Vulnerability assessments

Paralleling the initiative to establish a program charter and develop policies and procedures, NetSPI also conducted several assessment efforts for Xcel Energy Nuclear. These included a series of corporate-level and plant-level vulnerability assessments that addressed the security of networks, servers, and applications. In a project for one plant, NetSPI performed a test to detect unauthorized wireless access points (APs).

NetSPI also assisted two company-operated plants by assessing the security of their Plant Process Computer Systems (PPCS). These systems provide critical data to reactor operators, and the integrity and availability of that data are of paramount importance to the operation of the plant. NetSPI evaluated PPCS networks, systems, and applications for vulnerabilities, and it made recommendations that helped Xcel Energy Nuclear reduce the risk to these crucial systems and protect efficient plant operations.

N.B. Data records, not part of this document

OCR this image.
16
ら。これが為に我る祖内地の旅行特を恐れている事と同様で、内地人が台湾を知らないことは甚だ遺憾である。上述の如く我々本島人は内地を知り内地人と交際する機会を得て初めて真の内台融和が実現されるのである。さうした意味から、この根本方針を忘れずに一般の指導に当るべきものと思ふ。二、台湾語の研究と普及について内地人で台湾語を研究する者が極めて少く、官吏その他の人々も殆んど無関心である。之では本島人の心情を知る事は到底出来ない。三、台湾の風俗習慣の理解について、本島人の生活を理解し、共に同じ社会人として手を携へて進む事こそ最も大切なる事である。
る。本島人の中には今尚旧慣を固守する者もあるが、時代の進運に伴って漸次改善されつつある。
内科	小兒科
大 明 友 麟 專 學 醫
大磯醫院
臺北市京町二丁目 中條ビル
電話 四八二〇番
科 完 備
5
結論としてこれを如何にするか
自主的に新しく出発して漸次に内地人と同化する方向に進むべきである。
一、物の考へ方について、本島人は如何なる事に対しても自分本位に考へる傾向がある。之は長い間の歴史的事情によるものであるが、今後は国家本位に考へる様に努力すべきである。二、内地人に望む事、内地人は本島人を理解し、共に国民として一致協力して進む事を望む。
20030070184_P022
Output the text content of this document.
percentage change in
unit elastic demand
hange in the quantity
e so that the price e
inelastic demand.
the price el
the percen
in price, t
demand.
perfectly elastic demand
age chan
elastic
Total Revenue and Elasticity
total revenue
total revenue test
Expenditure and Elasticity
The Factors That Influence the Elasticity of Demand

What Xcel Energy has to say about NetSPI

Rick Schuster, Manager of Distribution Architecture for Xcel Energy Nuclear, explained how NetSPI has helped:

NetSPI has excelled at interpreting regulations and applying them at our nuclear plants. NetSPI consultants understand nuclear plant operations and their IT security risks. They work with both the IT and the nuclear operations groups to understand the overall risk and compliance posture of the organization. Their recommendations are based on extensive knowledge of nuclear operations, and that gives us confidence in our operational integrity. In addition, NetSPI has been a key resource assisting with our efforts to comply with NEI 04-04, NRC directives, and other regulations.

Gregory Morris, a Senior Analyst Engineer at Xcel’s Prairie Island nuclear plant, described NetSPI’s contribution this way:

NetSPI came to Xcel Energy Nuclear with the expertise that was needed to review and develop the NEI 04-04 program, and to secure our Emergency Response and Control Systems (ERCS). The process was a true partnership that brought together plant operations, corporate IT, and management to evaluate risk, compliance, and security. Not only were their deliverables helpful and pragmatic, but their experience helped our team learn about information security, risk analysis, and compliance, which are crucial to our future.

NetSPI and nuclear power

With its extensive nuclear experience, NetSPI has worked to interpret regulations and develop programs to meet the requirements of NEI, NRC, and other regulatory bodies, while working to ensure optimal operational functionality at nuclear generating plants. The firm’s experience across the utility industry has equipped NetSPI with the knowledge and processed needed to design effective, secure, and compliant programs.